Des études antérieures avaient proposé que l’effet du statut socioéconomique des parents sur la réussite de leurs enfants ait tendance à être plus prononcé lorsqu’il est mesuré au niveau du groupe, plutôt que dans les situations où les données comportent des couplages parent-enfant directs, tout particulièrement lorsqu’on utilise le revenu pour mesurer le statut socioéconomique des parents. Une explication possible est que les données mesurées au niveau du groupe réduisent les erreurs de mesure aléatoires et permettent aussi de mesurer le capital ethnique (Borjas, 1994, 1995). En utilisant le sous-échantillon des personnes ayant immigré durant l’enfance qui peuvent être appariées directement avec leurs pères, la présente étude a permis de constater que l’effet du revenu du marché familial sur le niveau de scolarité des enfants est plus prononcé dans le cas des données appariées au niveau du groupe que dans celui des données appariées directement, toutefois l’effet du niveau de scolarité du père et de sa connaissance des langues officielles est similaire dans les données appariées directement et les données appariées au niveau du groupe (voir le tableau 2 de l’annexe pour plus de détails). Enfin, lorsque l’on tient compte des différences selon la catégorie entre les résultats des personnes ayant immigré durant l’enfance, on constate que les facteurs des parents appariés directement et appariés au niveau du groupe jouent des rôles similaires.

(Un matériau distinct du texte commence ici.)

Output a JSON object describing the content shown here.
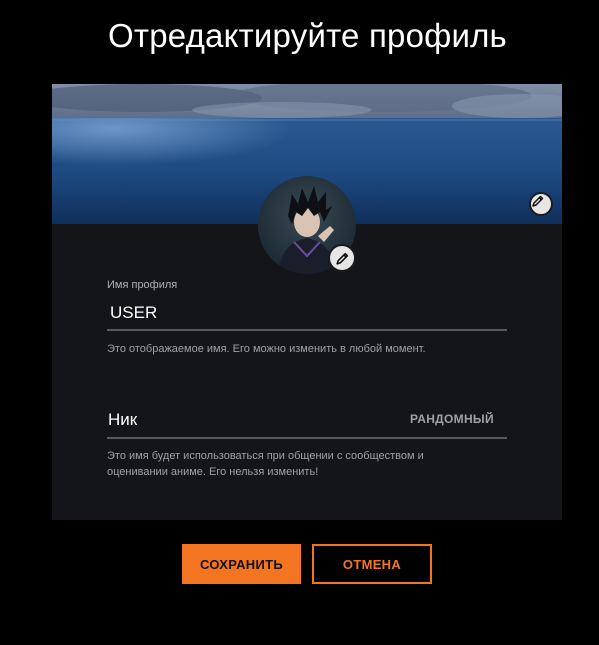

Dans les modèles de calcul des revenus, deux variables de contrôle supplémentaires sont incluses. La première, le niveau de scolarité des personnes ayant immigré durant l’enfance, est codée en cinq catégories : sans diplôme d’études secondaires, diplôme d’études secondaires, études postsecondaires partielles, baccalauréat, diplôme d’études supérieures. La deuxième variable de contrôle, la profession, est codée en 12 catégories : gestion; finances; administration des affaires; sciences naturelles (professionnel); sciences naturelles (technique); santé; sciences sociales; arts, activités culturelles et récréatives; ventes et services; métiers, transports et machinerie; industrie primaire; fabrication, transformation et manœuvres.

3.3 Méthodes

Dans l’analyse multivariée, on estime des modèles probit pour l’obtention d’un diplôme d’études secondaires et universitaires, puisque les deux sont des variables dichotomiques. Pour les revenus, on utilise plutôt des modèles de régression par les moindres carrés ordinaires (MCO). Pour chaque résultat, deux modèles sont estimés. Le modèle 1 comporte uniquement une série de variables nominales représentant la catégorie d’admission, les travailleurs qualifiés constituant le groupe de référence commun. Ce modèle présente les différences observées selon la catégorie d’admission entre les résultats et précise la signification statistique de ces différences. Le modèle 2 ajoute toutes les covariables. Pour la modélisation des revenus, les niveaux de scolarité et les professions des personnes ayant immigré durant l’enfance sont aussi inclus. Les variations des coefficients des variables nominales selon la catégorie d’admission du modèle 1 au modèle 2 dans la régression par les MCO, ou dans les effets marginaux de la régression probit, indiquent la portion des différences observées entre les résultats selon la catégorie d’admission qui est prise en compte ou « expliquée » par les différences entre les catégories dans les covariables. La portion expliquée est encore décomposée en contribution de chaque covariable au moyen d’une forme généralisée de la technique de décomposition d’Oaxaca (Hou, 2014).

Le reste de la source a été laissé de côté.